Functional and effective connectivity in an fMRI study of an auditory-related task
Article first published online: 16 MAY 2006
European Journal of Neuroscience
Volume 23, Issue 9, pages 2531–2537, May 2006
How to Cite
Caclin, A. and Fonlupt, P. (2006), Functional and effective connectivity in an fMRI study of an auditory-related task. European Journal of Neuroscience, 23: 2531–2537. doi: 10.1111/j.1460-9568.2006.04773.x
- Issue published online: 16 MAY 2006
- Article first published online: 16 MAY 2006
- Received 12 January 2006, revised 21 February 2006, accepted 24 February 2006
This study investigates the sets of brain areas that are functionally connected during an auditory goal-directed task. We used a paradigm including a resting state condition and an active condition, which consisted in active listening to the footsteps of walking humans.
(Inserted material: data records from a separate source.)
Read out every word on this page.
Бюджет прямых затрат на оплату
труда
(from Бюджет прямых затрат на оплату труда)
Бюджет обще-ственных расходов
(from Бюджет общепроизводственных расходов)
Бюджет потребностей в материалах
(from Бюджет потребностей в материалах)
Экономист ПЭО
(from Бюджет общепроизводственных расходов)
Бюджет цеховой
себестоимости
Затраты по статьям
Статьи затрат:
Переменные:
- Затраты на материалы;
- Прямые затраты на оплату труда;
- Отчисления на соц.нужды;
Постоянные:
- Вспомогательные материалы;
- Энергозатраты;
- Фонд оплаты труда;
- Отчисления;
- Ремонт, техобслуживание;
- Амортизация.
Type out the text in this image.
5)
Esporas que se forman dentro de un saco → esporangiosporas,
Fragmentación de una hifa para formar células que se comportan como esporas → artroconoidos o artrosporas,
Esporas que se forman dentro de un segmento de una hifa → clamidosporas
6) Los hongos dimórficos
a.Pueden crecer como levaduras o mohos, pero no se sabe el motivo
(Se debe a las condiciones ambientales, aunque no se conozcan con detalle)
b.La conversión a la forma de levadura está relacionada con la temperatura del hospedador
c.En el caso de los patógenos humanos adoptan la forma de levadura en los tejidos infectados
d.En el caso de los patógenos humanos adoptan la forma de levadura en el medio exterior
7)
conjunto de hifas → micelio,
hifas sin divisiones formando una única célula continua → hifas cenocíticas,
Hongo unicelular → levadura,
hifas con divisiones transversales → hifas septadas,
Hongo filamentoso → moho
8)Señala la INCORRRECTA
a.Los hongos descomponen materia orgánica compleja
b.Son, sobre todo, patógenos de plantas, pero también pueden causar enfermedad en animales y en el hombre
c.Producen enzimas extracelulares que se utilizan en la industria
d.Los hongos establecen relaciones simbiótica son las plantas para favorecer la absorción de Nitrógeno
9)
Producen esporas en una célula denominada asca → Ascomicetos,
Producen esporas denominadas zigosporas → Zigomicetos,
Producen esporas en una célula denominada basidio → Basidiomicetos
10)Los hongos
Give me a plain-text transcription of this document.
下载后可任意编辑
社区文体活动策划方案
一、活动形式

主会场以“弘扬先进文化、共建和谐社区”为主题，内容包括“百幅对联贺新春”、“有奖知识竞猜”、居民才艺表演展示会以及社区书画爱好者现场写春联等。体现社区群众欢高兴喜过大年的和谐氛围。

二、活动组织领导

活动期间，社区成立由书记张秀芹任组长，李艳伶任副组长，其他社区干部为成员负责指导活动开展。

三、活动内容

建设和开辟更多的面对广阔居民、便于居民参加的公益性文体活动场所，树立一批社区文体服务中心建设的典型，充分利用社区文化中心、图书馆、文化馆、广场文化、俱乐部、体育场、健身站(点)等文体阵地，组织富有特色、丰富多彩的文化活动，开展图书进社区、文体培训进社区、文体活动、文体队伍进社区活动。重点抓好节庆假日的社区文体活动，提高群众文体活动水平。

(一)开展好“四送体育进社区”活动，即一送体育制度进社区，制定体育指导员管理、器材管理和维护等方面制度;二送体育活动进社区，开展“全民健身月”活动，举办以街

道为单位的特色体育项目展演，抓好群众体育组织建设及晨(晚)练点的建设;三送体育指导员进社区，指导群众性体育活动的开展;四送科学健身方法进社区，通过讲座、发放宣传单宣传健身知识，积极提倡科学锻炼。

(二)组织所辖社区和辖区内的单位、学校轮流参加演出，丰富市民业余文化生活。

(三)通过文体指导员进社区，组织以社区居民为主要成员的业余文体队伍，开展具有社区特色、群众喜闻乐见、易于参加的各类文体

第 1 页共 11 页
The regional brain activity was measured using fMRI and the adjusted values of activity in brain regions involved in the task were analysed using both principal component analysis and structural equation modelling. A first set of connected areas includes regions located in Heschl's gyrus, planum temporale, posterior superior temporal sulcus (in the so-called ‘social cognition’ area), and parietal lobe. This network could be responsible for the perceptual integration of the auditory signal. A second set encompassing frontal regions is related to attentional control. Dorsolateral- and medial-prefrontal cortex have mutual negative influences which are similar to those described during a visual goal-directed task [T. Chaminade & P. Fonlupt (2003) Eur. J. Neurosci., 18, 675–679.]. Moreover, the dorsolateral prefrontal cortex (DLPFC) exerts a positive influence on the auditory areas during the task, as well as a strong negative influence on the visual areas. These results show that: (i) the negative influence between the medial and lateral parts of the frontal cortex during a goal-directed task is not dependent on the input modality (visual or auditory), and (ii) the DLPFC activates the pathway of the relevant sensory modality and inhibits the nonrelevant sensory modality pathway.